Trick or treat?

Halloween: Love it or hate it, there’s no in-between. At least, that’s what a number of public schools across the country have discovered this year.

A Michigan elementary school decided this fall that it wouldn’t celebrate Halloween, tossing its annual celebrations, costumes, classroom parties — even its Halloween parade. Galewood Early Elementary School’s principal, Steve Chartier, cited a need to “protect educational time” on Oct. 31 in an email to parents announcing the changes. Learn first, celebrate later, Chartier said.

But this wasn’t cutting it for Galewood parents, whose complaints prompted the school to reinstate its Halloween festivities.

“It doesn’t make any sense to me,” Hayes told the Lansing State Journal of the Halloween ban. “I was super upset because my son had such a good time last year. They’re taking away all the fun stuff that allows kids to be kids.”
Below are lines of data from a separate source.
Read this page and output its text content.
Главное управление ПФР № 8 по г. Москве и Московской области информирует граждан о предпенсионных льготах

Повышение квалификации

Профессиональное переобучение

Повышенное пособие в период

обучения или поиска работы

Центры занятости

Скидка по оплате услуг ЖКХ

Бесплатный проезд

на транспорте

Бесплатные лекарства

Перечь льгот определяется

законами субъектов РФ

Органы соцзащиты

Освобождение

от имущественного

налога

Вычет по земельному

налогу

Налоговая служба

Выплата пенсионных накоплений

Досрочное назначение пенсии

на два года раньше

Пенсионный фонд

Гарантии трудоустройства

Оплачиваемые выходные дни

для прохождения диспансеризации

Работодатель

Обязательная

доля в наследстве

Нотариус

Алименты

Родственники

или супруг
Another Galewood parent, Morgan Pouch, said that if the school had not reinstated its Halloween celebration, she would have kept her 5-year-old son home from class and brought him to Parkview Elementary instead so he could watch that school’s costume parade.

“It’s very unfair. He dressed up like a vampire last year and really enjoyed dressing up in class. He was looking forward to it again this year and cried when I told him he couldn’t. Kids remember Halloween at school. I think it’s important to them,” Pouch said.
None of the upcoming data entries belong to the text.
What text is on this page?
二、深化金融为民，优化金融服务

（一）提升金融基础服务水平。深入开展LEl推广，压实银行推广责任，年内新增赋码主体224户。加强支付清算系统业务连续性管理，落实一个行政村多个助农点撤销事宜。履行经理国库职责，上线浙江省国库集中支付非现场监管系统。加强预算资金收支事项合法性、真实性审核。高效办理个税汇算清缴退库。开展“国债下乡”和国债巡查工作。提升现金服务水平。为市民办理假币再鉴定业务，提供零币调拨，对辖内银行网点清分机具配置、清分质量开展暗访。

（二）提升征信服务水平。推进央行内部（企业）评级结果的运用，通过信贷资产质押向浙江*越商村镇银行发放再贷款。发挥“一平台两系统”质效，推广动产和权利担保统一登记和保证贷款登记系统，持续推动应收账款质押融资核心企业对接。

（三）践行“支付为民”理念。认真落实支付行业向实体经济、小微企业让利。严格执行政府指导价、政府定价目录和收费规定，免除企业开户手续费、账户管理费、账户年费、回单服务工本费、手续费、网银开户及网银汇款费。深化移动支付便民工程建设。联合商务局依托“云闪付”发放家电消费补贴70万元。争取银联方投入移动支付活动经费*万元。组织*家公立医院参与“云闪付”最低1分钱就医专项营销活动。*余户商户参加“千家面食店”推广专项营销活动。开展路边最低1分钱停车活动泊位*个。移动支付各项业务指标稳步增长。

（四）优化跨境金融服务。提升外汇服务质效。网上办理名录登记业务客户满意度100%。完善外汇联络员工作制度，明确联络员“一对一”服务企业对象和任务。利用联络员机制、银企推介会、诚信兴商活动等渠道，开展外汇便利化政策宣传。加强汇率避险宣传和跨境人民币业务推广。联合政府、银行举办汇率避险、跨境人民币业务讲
Over in Chicago, political correctness killed Halloween in the Evanston-Skokie school district.

“While we recognize that Halloween is a fun tradition for many, it is not a holiday that is celebrated by everyone for various reasons and we want to honor that,” the district said in a message to parents, according to NBC 5. “We are also aware of the range of inequities that are embedded in Halloween celebrations that take place as part of the school day and the unintended negative impact that it can have on students, families, and staff.”

And to a school administrator, nothing is more terrifying than appearing politically incorrect.